Racism is a Heart Problem, Not a Skin Problem
As one of the few white people in my community (I’m usually the only one) I’ve had lots of conversations with Vincentian friends about racism.
And had some fun experiences because of my whiteness as well
A few weeks after coming to Barrouallie I was walking down the road, and a man called me over. He smiled and said, “why is a white man walking up and down my street?” For the first few months the name “white man” stuck, not because they were being racist, but because they didn’t know my name. Today they all call me John.
Experiences have shown me that racism does indeed exist
But what some people call racism, isn’t racism.
Racism is an attitude that looks upon other people groups as less important than you, this is sin pure and simple. Yet, there is a growing belief that racism is something inherent that all white people are born with. Because we (white people) experience privileges other people groups may not experience, we are therefore racist.

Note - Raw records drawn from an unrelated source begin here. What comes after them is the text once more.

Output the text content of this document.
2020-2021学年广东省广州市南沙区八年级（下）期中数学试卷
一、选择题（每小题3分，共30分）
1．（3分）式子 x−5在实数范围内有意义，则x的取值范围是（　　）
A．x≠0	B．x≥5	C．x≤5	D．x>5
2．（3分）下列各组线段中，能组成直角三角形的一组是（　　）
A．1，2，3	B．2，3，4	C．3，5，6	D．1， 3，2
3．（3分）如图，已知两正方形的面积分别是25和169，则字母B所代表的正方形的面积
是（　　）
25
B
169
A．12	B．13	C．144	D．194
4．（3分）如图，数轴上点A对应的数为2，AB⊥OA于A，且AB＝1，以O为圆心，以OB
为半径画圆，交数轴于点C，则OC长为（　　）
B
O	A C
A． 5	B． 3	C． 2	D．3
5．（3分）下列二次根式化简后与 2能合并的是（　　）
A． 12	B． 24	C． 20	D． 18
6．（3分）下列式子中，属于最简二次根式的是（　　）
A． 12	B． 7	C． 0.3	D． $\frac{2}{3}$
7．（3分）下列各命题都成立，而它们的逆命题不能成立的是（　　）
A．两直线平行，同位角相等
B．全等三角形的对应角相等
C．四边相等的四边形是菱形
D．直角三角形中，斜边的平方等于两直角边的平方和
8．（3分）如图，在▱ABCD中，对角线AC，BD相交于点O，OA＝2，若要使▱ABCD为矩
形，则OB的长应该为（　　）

Let me be very clear about this…..
Racism has to do with my heart, not my skin colour
Over the last six-years, the Lord has helped me live in unity with my Vincentian brothers and sisters. This has nothing to do with my being “anti-racist” or becoming more “inclusive”. I just treated them with respect and dignity as image-bearers, and they did the same for me.
It’s a joy to see how the people of Barrouallie “look out for me” because I “look out for them”

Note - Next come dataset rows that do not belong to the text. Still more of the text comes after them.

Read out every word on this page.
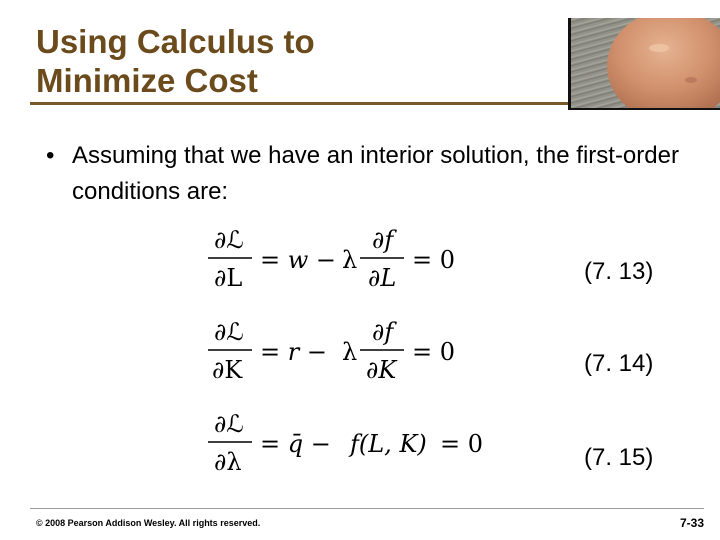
Using Calculus to
Minimize Cost
• Assuming that we have an interior solution, the first-order conditions are:
∂ℒ
∂L
= w − λ
∂f
∂L
= 0	(7. 13)
∂ℒ
∂K
= r − λ
∂f
∂K
= 0	(7. 14)
∂ℒ
∂λ
= q̄ − f(L, K) = 0	(7. 15)
© 2008 Pearson Addison Wesley. All rights reserved.	7-33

- Last year I suffered from a severe stomach virus so we couldn’t have church. The next day many people from the community asked what had happened.
- Another time I got sick, and had three separate friends to come by, and see how I was doing
- A few months ago my car hood wouldn’t latch properly. Three people came by to tell me it wasn’t closed, and then a neighbour helped me fix it
- Another day I left a car door open (still not sure how that happened). A friend came down, and told me it was open….nothing was taken
- And a few years ago I went home for Christmas and let a young man in the community drive my car while I was gone. The week after I got back a woman motioned me over and whispered “I saw somebody else driving your car!”
The point is it’s possible for people from other races to live in harmony
You just treat them with dignity and respect
And it helps if you’re part of the same family 🙂
There is no easy fix for racism friends, but I can tell you the starting point is your heart instead of your skin colour.